The US government must develop incentive to increase the number of nursing faculty and staff members to accommodate the existing high demand of nursing enrollment. If this is not done the cycle of nursing shortage, heavy workload, and burnout nurses, and high turn over rate will still continue which might. By increasing job satisfaction within the hospital units, improving method used to manage nurses after they are hired, increasing nursing candidate, making jobs more attractive to nursing candidate will further break the cycle. Nursing staff must have thorough evidence based knowledge of the impact of care that they provide on the outcomes of patients’ experience. Annual revision of salaries should be considered.

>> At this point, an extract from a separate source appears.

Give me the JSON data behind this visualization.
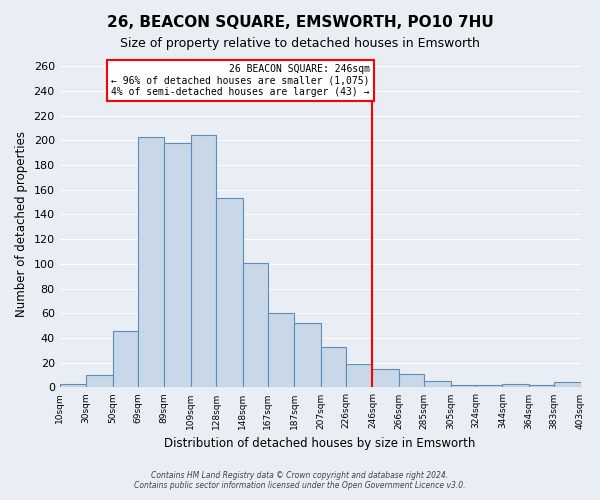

Doing this will help will enable nurses to increase their standard of living without seeking for other employment with pay and benefit.
Promotion and training opportunity will help out with dissatisfaction leading to nurses staying with their current employer. If the administration are able to do away with long shift hours and compulsory overtime will enhance retention rates. Attractive retirement benefit will influence nurses of all ages to remain with their current employer. Also adequate advancement opportunities in the healthcare system will allow the new nurses to feel at home. Further more effective communication among nurses will help alleviate high turn over rate. Making available to nurses resources, social support, affective support, informational, and practical support to assist them in accomplishing their duties. By doing all this will help in high turn over rate.
If all this changes are successfully implemented, hospital will have nurses who are satisfied with their job, decrease turn over rates, decrease mortality rates and improve nurse’s performance.